# Minolta SRT 101 Film Problem...



## xxx_jpk_xxx (Feb 24, 2009)

I haven't posted on here in what seems like forever, but I just recieved an early model of the SRT 101. I bought some 35mm film for it, but I'm having trouble getting it in the camera right (I think). The film I have fits the slot and lines up on the little notches to run the film on, but I fear that the film is positioned incorrectly.
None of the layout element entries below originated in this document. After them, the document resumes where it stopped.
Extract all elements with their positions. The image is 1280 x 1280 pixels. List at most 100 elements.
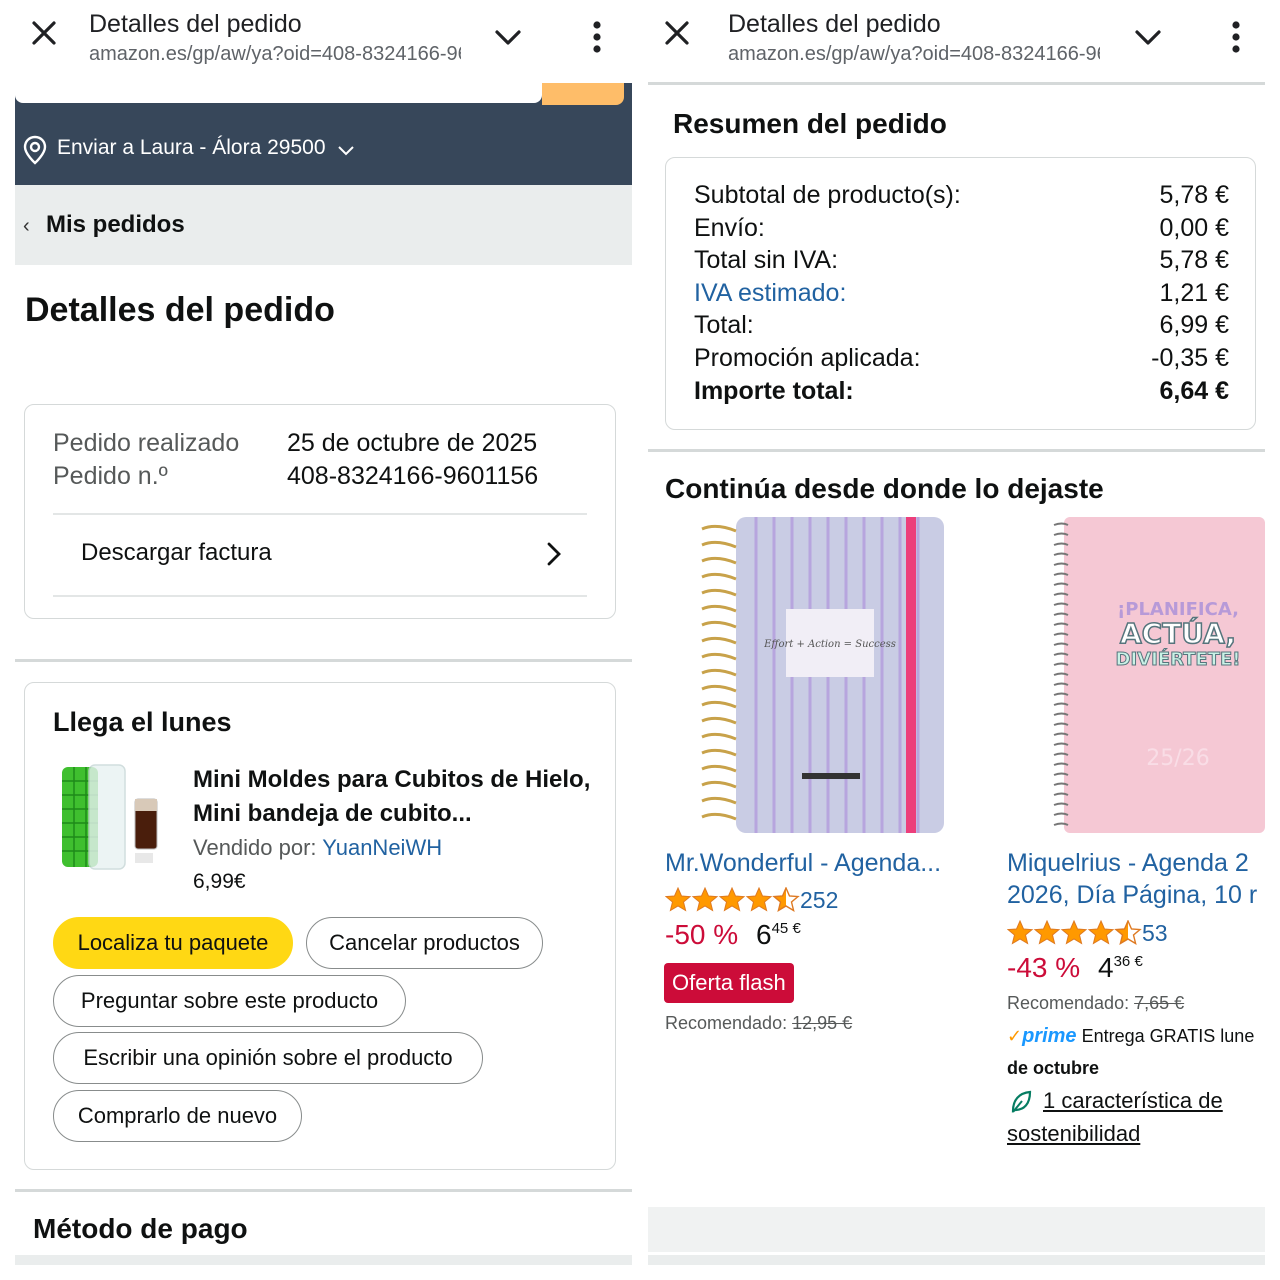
star-rating-icon[interactable]	[665, 887, 805, 913]
breadcrumb[interactable]: ‹ Mis pedidos	[15, 185, 632, 265]
summary-value: 0,00 €	[1159, 214, 1229, 242]
sustainability-link[interactable]: 1 característica de	[1043, 1084, 1223, 1117]
deliver-to-text: Enviar a Laura - Álora 29500	[57, 136, 326, 159]
order-number-value: 408-8324166-9601156	[287, 462, 539, 490]
section-separator	[648, 82, 1265, 85]
cover-year: 25/26	[1146, 746, 1209, 771]
prime-check-icon: ✓	[1007, 1026, 1023, 1046]
deal-price: 645 €	[756, 919, 801, 951]
product-thumbnail[interactable]	[59, 761, 159, 873]
more-options-icon[interactable]	[591, 20, 603, 54]
order-info-card: Pedido realizado 25 de octubre de 2025 P…	[24, 404, 616, 619]
summary-label: Importe total:	[694, 377, 854, 405]
chevron-down-icon[interactable]	[1133, 25, 1163, 49]
cancel-items-button[interactable]: Cancelar productos	[306, 917, 543, 969]
product-title-link-line2[interactable]: 2026, Día Página, 10 r	[1007, 881, 1265, 910]
order-summary-title: Resumen del pedido	[673, 108, 947, 139]
product-image[interactable]: ¡PLANIFICA, ACTÚA, DIVIÉRTETE! 25/26	[1048, 515, 1265, 835]
chevron-left-icon: ‹	[23, 215, 30, 237]
summary-value: 1,21 €	[1159, 279, 1229, 307]
price-fraction: 36	[1113, 953, 1131, 970]
divider	[53, 513, 587, 515]
write-review-button[interactable]: Escribir una opinión sobre el producto	[53, 1032, 483, 1084]
arrival-title: Llega el lunes	[53, 707, 232, 737]
payment-method-title: Método de pago	[33, 1213, 248, 1244]
search-bar-remnant	[15, 83, 632, 107]
summary-row: Envío: 0,00 €	[694, 214, 1229, 246]
summary-row: IVA estimado: 1,21 €	[694, 279, 1229, 311]
order-number-label: Pedido n.º	[53, 462, 168, 490]
recommended-label: Recomendado:	[1007, 993, 1130, 1013]
star-rating-icon[interactable]	[1007, 920, 1147, 946]
delivery-date-line: de octubre	[1007, 1058, 1100, 1078]
search-button[interactable]	[542, 83, 624, 105]
right-screenshot: Detalles del pedido amazon.es/gp/aw/ya?o…	[648, 0, 1265, 1265]
product-title-link[interactable]: Mr.Wonderful - Agenda...	[665, 849, 975, 878]
review-count[interactable]: 53	[1142, 920, 1168, 947]
recommended-strikethrough: 7,65 €	[1134, 993, 1185, 1013]
estimated-vat-link[interactable]: IVA estimado:	[694, 279, 846, 308]
recommended-strikethrough: 12,95 €	[792, 1013, 853, 1033]
shipment-card: Llega el lunes Mini Moldes para Cubitos …	[24, 682, 616, 1170]
price-fraction: 45	[771, 920, 789, 937]
cover-line-3: DIVIÉRTETE!	[1116, 648, 1241, 670]
divider	[53, 595, 587, 597]
download-invoice-link[interactable]: Descargar factura	[81, 539, 272, 567]
flash-deal-badge: Oferta flash	[664, 963, 794, 1003]
product-price: 6,99€	[193, 870, 246, 893]
order-placed-label: Pedido realizado	[53, 429, 240, 457]
currency-symbol: €	[1134, 953, 1143, 970]
summary-row: Total: 6,99 €	[694, 311, 1229, 343]
sustainability-link-line2[interactable]: sostenibilidad	[1007, 1117, 1140, 1150]
chevron-down-icon[interactable]	[493, 25, 523, 49]
summary-value: -0,35 €	[1151, 344, 1229, 372]
browser-toolbar: Detalles del pedido amazon.es/gp/aw/ya?o…	[15, 0, 632, 83]
buy-again-button[interactable]: Comprarlo de nuevo	[53, 1090, 302, 1142]
footer-area	[648, 1207, 1265, 1252]
more-options-icon[interactable]	[1230, 20, 1242, 54]
summary-label: Envío:	[694, 214, 765, 242]
review-count[interactable]: 252	[800, 887, 838, 914]
left-screenshot: Detalles del pedido amazon.es/gp/aw/ya?o…	[15, 0, 632, 1265]
summary-label: Total:	[694, 311, 754, 339]
summary-label: Promoción aplicada:	[694, 344, 921, 372]
prime-logo: prime	[1022, 1025, 1077, 1047]
summary-value: 6,64 €	[1159, 377, 1229, 405]
product-title-link[interactable]: Mini Moldes para Cubitos de Hielo, Mini …	[193, 763, 593, 831]
seller-link[interactable]: YuanNeiWH	[322, 835, 442, 860]
product-title-link[interactable]: Miquelrius - Agenda 2	[1007, 849, 1265, 878]
price-whole: 4	[1098, 952, 1114, 983]
page-title: Detalles del pedido	[25, 291, 335, 329]
price-whole: 6	[756, 919, 772, 950]
summary-row: Promoción aplicada: -0,35 €	[694, 344, 1229, 376]
summary-value: 6,99 €	[1159, 311, 1229, 339]
track-package-button[interactable]: Localiza tu paquete	[53, 917, 293, 969]
recommended-label: Recomendado:	[665, 1013, 788, 1033]
cover-text: Effort + Action = Success	[763, 639, 896, 650]
summary-row-total: Importe total: 6,64 €	[694, 377, 1229, 409]
breadcrumb-my-orders[interactable]: Mis pedidos	[46, 211, 185, 239]
leaf-icon	[1011, 1090, 1032, 1113]
deliver-to-bar[interactable]: Enviar a Laura - Álora 29500	[15, 107, 632, 185]
section-separator	[648, 449, 1265, 452]
sold-by-label: Vendido por:	[193, 835, 317, 860]
recommended-price: Recomendado: 12,95 €	[665, 1013, 852, 1034]
section-separator	[15, 659, 632, 662]
order-placed-value: 25 de octubre de 2025	[287, 429, 538, 457]
summary-label: Total sin IVA:	[694, 246, 839, 274]
close-icon[interactable]	[29, 18, 59, 48]
browser-title: Detalles del pedido	[728, 10, 941, 38]
product-image[interactable]: Effort + Action = Success	[696, 515, 946, 835]
close-icon[interactable]	[662, 18, 692, 48]
order-summary-card: Subtotal de producto(s): 5,78 € Envío: 0…	[665, 157, 1256, 430]
prime-delivery-line: ✓prime Entrega GRATIS lune	[1007, 1025, 1254, 1048]
chevron-right-icon[interactable]	[545, 541, 563, 567]
summary-value: 5,78 €	[1159, 181, 1229, 209]
browser-url[interactable]: amazon.es/gp/aw/ya?oid=408-8324166-96011…	[89, 43, 461, 66]
browser-url[interactable]: amazon.es/gp/aw/ya?oid=408-8324166-96011…	[728, 43, 1100, 66]
search-input[interactable]	[15, 83, 542, 103]
currency-symbol: €	[792, 920, 801, 937]
summary-row: Subtotal de producto(s): 5,78 €	[694, 181, 1229, 213]
browser-toolbar: Detalles del pedido amazon.es/gp/aw/ya?o…	[648, 0, 1265, 83]
ask-product-question-button[interactable]: Preguntar sobre este producto	[53, 975, 406, 1027]
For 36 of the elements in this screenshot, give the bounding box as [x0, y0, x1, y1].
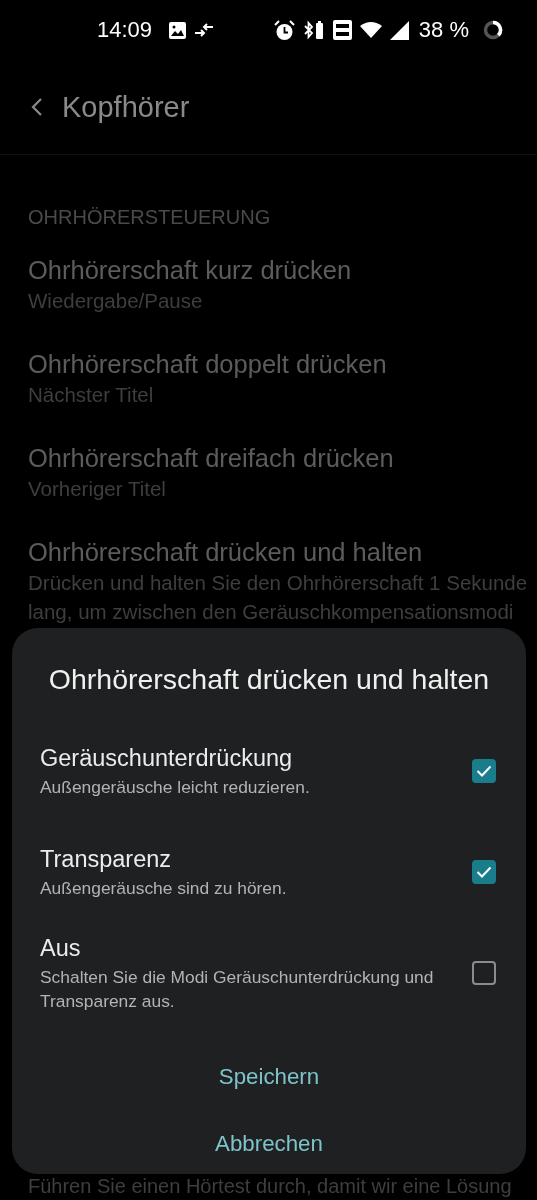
checkbox[interactable] — [472, 758, 496, 783]
setting-summary: Führen Sie einen Hörtest durch, damit wir eine Lösung — [27, 1174, 513, 1198]
setting-summary: Nächster Titel — [28, 382, 155, 408]
back-icon — [30, 97, 44, 117]
checkmark-icon — [476, 764, 492, 777]
dialog-button[interactable]: Speichern — [208, 1060, 330, 1093]
option-title: Transparenz — [40, 844, 173, 874]
battery-percent: 38 % — [418, 17, 469, 43]
option-description: Außengeräusche leicht reduzieren. — [40, 775, 311, 799]
dialog-title: Ohrhörerschaft drücken und halten — [47, 662, 491, 697]
option-description: Schalten Sie die Modi Geräuschunterdrückung und Transparenz aus. — [40, 965, 435, 1013]
setting-title: Ohrhörerschaft kurz drücken — [28, 255, 353, 286]
image-icon — [169, 21, 187, 39]
battery-ring-icon — [483, 20, 503, 40]
data-arrows-icon — [194, 23, 215, 37]
option-title: Aus — [40, 933, 82, 963]
setting-summary: Wiedergabe/Pause — [28, 288, 204, 314]
section-header: OHRHÖRERSTEUERUNG — [27, 205, 272, 230]
option-description: Außengeräusche sind zu hören. — [40, 876, 288, 900]
back-button[interactable] — [30, 97, 44, 117]
setting-title: Ohrhörerschaft doppelt drücken — [28, 349, 388, 380]
setting-title: Ohrhörerschaft drücken und halten — [28, 537, 424, 568]
wifi-icon — [359, 21, 382, 39]
alarm-icon — [273, 19, 295, 41]
checkbox[interactable] — [472, 859, 496, 884]
setting-title: Ohrhörerschaft dreifach drücken — [28, 443, 395, 474]
clock-time: 14:09 — [97, 17, 153, 43]
signal-icon — [389, 20, 409, 40]
setting-summary: Drücken und halten Sie den Ohrhörerschaft 1 Sekunde lang, um zwischen den Geräuschkompensationsmodi — [28, 570, 529, 625]
dialog-button[interactable]: Abbrechen — [205, 1127, 333, 1160]
option-title: Geräuschunterdrückung — [40, 743, 294, 773]
checkbox[interactable] — [472, 960, 496, 985]
setting-summary: Vorheriger Titel — [28, 476, 167, 502]
checkmark-icon — [476, 865, 492, 878]
bluetooth-battery-icon — [302, 20, 325, 40]
screen-title: Kopfhörer — [62, 90, 190, 124]
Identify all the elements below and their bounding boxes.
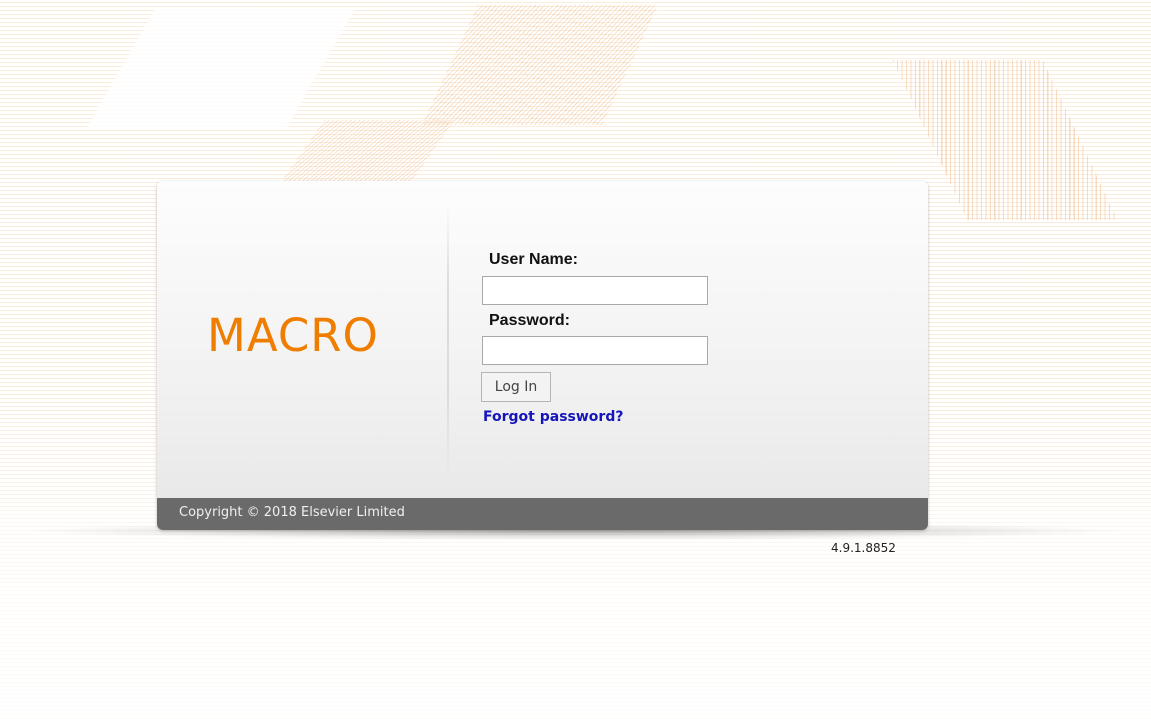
password-label: Password: [489,312,570,329]
login-page: MACRO User Name: Password: Log In Forgot… [0,0,1151,719]
username-input[interactable] [482,276,708,305]
panel-divider [447,203,449,483]
copyright-text: Copyright © 2018 Elsevier Limited [179,505,405,520]
login-panel: MACRO User Name: Password: Log In Forgot… [157,181,928,530]
login-button[interactable]: Log In [481,372,551,402]
panel-footer: Copyright © 2018 Elsevier Limited [157,498,928,530]
forgot-password-link[interactable]: Forgot password? [483,409,623,425]
password-input[interactable] [482,336,708,365]
macro-logo: MACRO [207,309,379,362]
version-number: 4.9.1.8852 [831,541,896,555]
username-label: User Name: [489,251,578,268]
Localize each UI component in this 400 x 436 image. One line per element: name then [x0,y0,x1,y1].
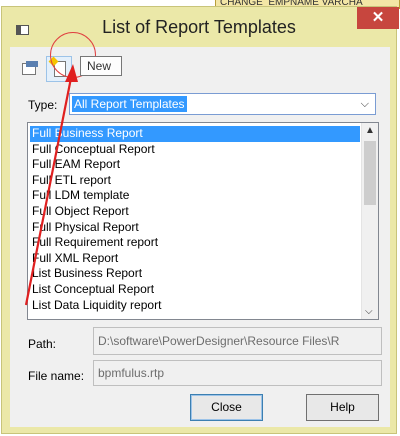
file-name-label: File name: [28,369,85,383]
scroll-thumb[interactable] [364,141,376,205]
file-name-field: bpmfulus.rtp [93,360,382,386]
scroll-up-icon[interactable]: ▲ [365,125,375,136]
type-selected-value: All Report Templates [72,96,187,112]
new-tooltip: New [80,56,122,76]
list-item[interactable]: Full Business Report [30,126,360,142]
type-label: Type: [28,98,58,112]
help-button[interactable]: Help [306,394,379,421]
templates-list-items: Full Business Report Full Conceptual Repo… [30,126,360,313]
list-item[interactable]: Full Conceptual Report [30,142,360,158]
list-scrollbar[interactable]: ▲ ⌵ [361,123,378,319]
list-item[interactable]: List Conceptual Report [30,282,360,298]
list-item[interactable]: Full LDM template [30,188,360,204]
close-window-button[interactable]: ✕ [357,7,399,29]
path-label: Path: [28,337,57,351]
list-item[interactable]: Full EAM Report [30,157,360,173]
list-item[interactable]: Full Physical Report [30,220,360,236]
list-item[interactable]: List Business Report [30,266,360,282]
list-item[interactable]: Full Object Report [30,204,360,220]
path-field: D:\software\PowerDesigner\Resource Files… [93,327,382,355]
type-select[interactable]: All Report Templates ⌵ [69,93,376,115]
chevron-down-icon[interactable]: ⌵ [361,98,369,111]
properties-button[interactable] [18,56,44,82]
templates-list[interactable]: Full Business Report Full Conceptual Repo… [27,122,379,320]
scroll-down-icon[interactable]: ⌵ [365,306,373,317]
list-item[interactable]: Full XML Report [30,251,360,267]
list-item[interactable]: List Data Liquidity report [30,298,360,314]
list-item[interactable]: Full Requirement report [30,235,360,251]
list-item[interactable]: Full ETL report [30,173,360,189]
dialog-body: Type: All Report Templates ⌵ Full Busine… [10,47,390,427]
close-button[interactable]: Close [190,394,263,421]
properties-icon [22,61,38,75]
Since this is my first time ever using a film camera, I have NO clue how the film actually works (except that it uses light to expose the frame and you have to process the film with chemicals). When I run the film through the camera, the dark, shiny side is facing out toward the door of the camera and the dull, light side is facing the lens. Is that the correct way for it to be? Film is kind of expensive for my budget and I just wanted to make sure I'm doing it right before I go out and think that I'm shooting photos that will develop.

If that's not the correct way for the film to lie in the camera, how do I fix it? The slot for the film container only allows the film to go one way.

Thanks for helping a noobie out!


----------



## xxx_jpk_xxx (Feb 24, 2009)

Ok, I think I figured it out. In the manual I downloaded for it, it LOOKS like the light, dull side is supposed to face the lens. So the film does fit the holder, then.

But we'll see when I develop the film this week.


----------